This is a tricky question, and maybe in the end it has no solution (or not a reasonable one, at least). I'd like to have a Java specific example, but if it can be done, I think I could do it with any example.
My goal is to find a way of knowing whether an string being read from an input stream could still match a given regular expression pattern.
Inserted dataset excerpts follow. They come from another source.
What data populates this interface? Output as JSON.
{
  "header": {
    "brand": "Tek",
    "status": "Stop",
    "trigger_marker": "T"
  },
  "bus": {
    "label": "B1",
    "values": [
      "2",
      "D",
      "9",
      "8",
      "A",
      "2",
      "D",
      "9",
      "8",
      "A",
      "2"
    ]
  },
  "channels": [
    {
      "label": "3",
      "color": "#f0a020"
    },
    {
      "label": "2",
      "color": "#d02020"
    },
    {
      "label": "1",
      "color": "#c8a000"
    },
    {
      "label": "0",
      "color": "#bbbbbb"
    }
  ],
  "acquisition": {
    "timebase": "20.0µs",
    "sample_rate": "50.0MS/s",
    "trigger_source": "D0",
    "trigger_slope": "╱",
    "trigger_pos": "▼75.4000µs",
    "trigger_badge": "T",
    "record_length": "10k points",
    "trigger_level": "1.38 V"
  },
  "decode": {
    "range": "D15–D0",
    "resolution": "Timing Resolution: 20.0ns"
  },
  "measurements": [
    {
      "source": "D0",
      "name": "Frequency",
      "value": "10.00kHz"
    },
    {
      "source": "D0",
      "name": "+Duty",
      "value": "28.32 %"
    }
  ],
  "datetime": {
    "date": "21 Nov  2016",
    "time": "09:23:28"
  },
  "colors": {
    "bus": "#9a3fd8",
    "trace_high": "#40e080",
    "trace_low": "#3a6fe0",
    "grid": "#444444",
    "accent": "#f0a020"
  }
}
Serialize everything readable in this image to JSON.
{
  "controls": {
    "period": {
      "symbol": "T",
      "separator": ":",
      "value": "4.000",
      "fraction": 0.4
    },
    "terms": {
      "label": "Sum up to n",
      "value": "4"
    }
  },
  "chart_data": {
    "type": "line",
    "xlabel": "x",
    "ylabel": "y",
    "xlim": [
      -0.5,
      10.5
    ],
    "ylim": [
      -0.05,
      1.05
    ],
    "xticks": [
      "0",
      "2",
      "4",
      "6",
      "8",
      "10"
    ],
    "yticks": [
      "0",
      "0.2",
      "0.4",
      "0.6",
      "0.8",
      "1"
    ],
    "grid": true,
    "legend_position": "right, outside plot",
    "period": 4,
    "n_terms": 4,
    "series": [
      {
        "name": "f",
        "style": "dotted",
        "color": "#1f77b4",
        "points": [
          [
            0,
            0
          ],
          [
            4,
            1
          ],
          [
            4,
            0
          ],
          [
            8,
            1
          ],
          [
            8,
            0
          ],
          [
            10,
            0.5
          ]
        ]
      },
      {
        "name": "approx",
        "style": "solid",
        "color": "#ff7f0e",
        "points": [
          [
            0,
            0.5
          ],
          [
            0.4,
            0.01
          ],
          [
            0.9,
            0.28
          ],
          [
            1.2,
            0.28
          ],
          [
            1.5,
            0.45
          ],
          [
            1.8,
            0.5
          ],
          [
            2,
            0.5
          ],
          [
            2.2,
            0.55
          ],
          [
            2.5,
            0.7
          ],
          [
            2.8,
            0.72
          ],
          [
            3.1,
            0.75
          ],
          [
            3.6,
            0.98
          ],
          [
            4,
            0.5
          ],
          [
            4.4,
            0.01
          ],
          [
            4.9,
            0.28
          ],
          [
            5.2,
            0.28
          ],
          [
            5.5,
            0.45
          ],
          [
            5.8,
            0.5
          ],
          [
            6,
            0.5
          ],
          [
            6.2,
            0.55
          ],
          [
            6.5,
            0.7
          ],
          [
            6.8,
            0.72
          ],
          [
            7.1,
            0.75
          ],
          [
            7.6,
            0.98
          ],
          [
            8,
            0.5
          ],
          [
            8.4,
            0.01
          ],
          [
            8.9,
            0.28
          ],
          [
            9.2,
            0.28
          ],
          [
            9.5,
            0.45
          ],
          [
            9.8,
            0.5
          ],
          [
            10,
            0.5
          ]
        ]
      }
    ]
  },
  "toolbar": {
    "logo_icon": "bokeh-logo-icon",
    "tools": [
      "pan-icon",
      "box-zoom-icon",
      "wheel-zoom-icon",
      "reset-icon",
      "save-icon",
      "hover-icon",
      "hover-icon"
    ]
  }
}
Or, in other words, read the stream until we've got a string that definitely will not match such pattern, no matter how much characters you add to it.
A declaration for a minimalist simple method to achieve this could be something like:
boolean couldMatch(CharSequence charsSoFar, Pattern pattern);
Such a method would return true
in case that charsSoFar
could still match pattern if new characters are added, or false
if it has no chance at all to match it even adding new characters.
To put a more concrete example, say we have a pattern for float numbers like "^([+-]?\\d*\\.?\\d*)$"
.
With such a pattern, couldMatch
would return true
for the following example charsSoFar
parameter:
"+"
"-"
"123"
".24"
"-1.04"
And so on and so forth, because you can continue adding digits to all of these, plus one dot also in the three first ones.
On the other hand, all these examples derived from the previous one should return false
:
"+A"
"-B"
"123z"
".24."
"-1.04+"
It's clear at first sight that these will never comply with the aforementioned pattern, no matter how many characters you add to it.
EDIT:
I add my current non-regex approach right now, so to make things more clear.
First, I declare the following functional interface:
public interface Matcher {
/**
* It will return the matching part of "source" if any.
*
* @param source
* @return
*/
CharSequence match(CharSequence source);
}
Then, the previous function would be redefined as:
boolean couldMatch(CharSequence charsSoFar, Matcher matcher);
And a (drafted) matcher for floats could look like (note this does not support the + sign at the start, just the -):
public class FloatMatcher implements Matcher {
@Override
public CharSequence match(CharSequence source) {
StringBuilder rtn = new StringBuilder();
if (source.length() == 0)
return "";
if ("0123456789-.".indexOf(source.charAt(0)) != -1 ) {
rtn.append(source.charAt(0));
}
boolean gotDot = false;
for (int i = 1; i < source.length(); i++) {
if (gotDot) {
if ("0123456789".indexOf(source.charAt(i)) != -1) {
rtn.append(source.charAt(i));
} else
return rtn.toString();
} else if (".0123456789".indexOf(source.charAt(i)) != -1) {
rtn.append(source.charAt(i));
if (source.charAt(i) == '.')
gotDot = true;
} else {
return rtn.toString();
}
}
return rtn.toString();
}
}
Inside the omitted body for the couldMatch method, it will just call matcher.match() iteratively with a new character added at the end of the source parameter and return true while the returned CharSequence is equal to the source parameter, and false as soon as it's different (meaning that the last char added broke the match).